The other big score for the interviewers was Scott Norwood. In case you didn't know, Norwood is the kicker who missed the field goal at the end of Super Bowl XXV. Despite that giant letdown, Norwood was greeted with an ovation at the rally upon the team's return to Buffalo.
"Early on it was a running gag with one of our friends whether or not we were going to interview Norwood for the film, and we said no," explained Tasca. "First, we thought it could never happen; and second, we really didn’t want to focus on the negative side of the Super Bowl run, the four consecutive losses. We weren’t delusional. We certainly address the fact that we lost four consecutive, and it’s never been done, but we really wanted to focus on the glory side from a fan perspective versus the agony side. Norwood is, of course, more emblematic of the negative side than any other figure. We never thought it could happen, but it did. The way that it was shot - with city hall in the background - we connect to the rally after the first Super Bowl loss against the Giants. The sentiment he extends to the Bills fan is really special, I think. People are going to be blown away by the film because he really hasn’t spoken publicly about that miss, and about Buffalo the way he does in this film. It’s pretty special in that regard."

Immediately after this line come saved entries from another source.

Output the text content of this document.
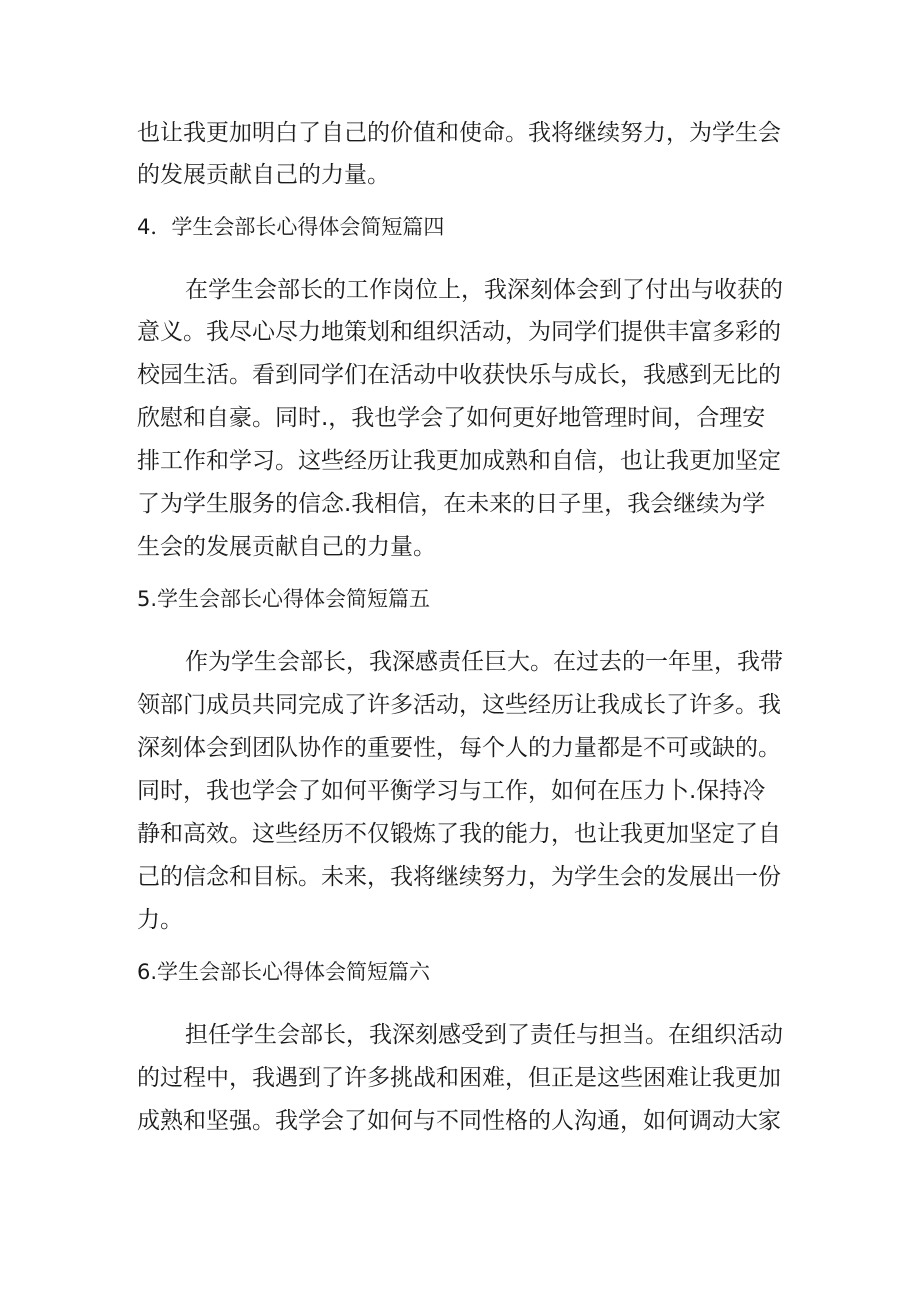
也让我更加明白了自己的价值和使命。我将继续努力，为学生会
的发展贡献自己的力量。
4．学生会部长心得体会简短篇四
在学生会部长的工作岗位上，我深刻体会到了付出与收获的
意义。我尽心尽力地策划和组织活动，为同学们提供丰富多彩的
校园生活。看到同学们在活动中收获快乐与成长，我感到无比的
欣慰和自豪。同时.，我也学会了如何更好地管理时间，合理安
排工作和学习。这些经历让我更加成熟和自信，也让我更加坚定
了为学生服务的信念.我相信，在未来的日子里，我会继续为学
生会的发展贡献自己的力量。
5.学生会部长心得体会简短篇五
作为学生会部长，我深感责任巨大。在过去的一年里，我带
领部门成员共同完成了许多活动，这些经历让我成长了许多。我
深刻体会到团队协作的重要性，每个人的力量都是不可或缺的。
同时，我也学会了如何平衡学习与工作，如何在压力卜.保持冷
静和高效。这些经历不仅锻炼了我的能力，也让我更加坚定了自
己的信念和目标。未来，我将继续努力，为学生会的发展出一份
力。
6.学生会部长心得体会简短篇六
担任学生会部长，我深刻感受到了责任与担当。在组织活动
的过程中，我遇到了许多挑战和困难，但正是这些困难让我更加
成熟和坚强。我学会了如何与不同性格的人沟通，如何调动大家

The documentary premieres this Friday night at 7 PM at the Market Arcade in Buffalo. There are no plans to screen it elsewhere, but you can already pre-order a copy on DVD at the group's website. For information, you can visit the website or buy a ticket from the theater here. Editor's Note: The premiere has sold out but they have added a second show at 8:30 PM.
Would you trade the run for one? Fans might be surprised by how many people wouldn't trade the run of four AFC Championships for a single Super Bowl win.
"It really ties into what encapsulates the film, which is the principle question of our film and something we asked every one of the interviewees, from Bill Polian all the way on down to the average fan," said Tosca. "'Would you trade the glory of the run, for one?' It’s a question that really got a lot of people scratching their heads. Sometimes it took thirty seconds to a minute to be able to articulate an answer to the question. Yes, we lost them all, and we’ll be infamous about that for all of our days, but there’s also something so uniquely special about it that was so meaningful for all of us, that it’s almost difficult to answer that question - and it’s even more difficult to answer that question 'Yeah, I would rather have one of those Super Bowls instead of having that four consecutive experience.'"
According to Tosca, three-quarters of the people they interviewed wouldn't change a thing about those four Super Bowl outcomes. What about the filmmakers? Would they trade the run for one?
"We actually answer the question in the movie," said Butler. "We don’t want to give it away."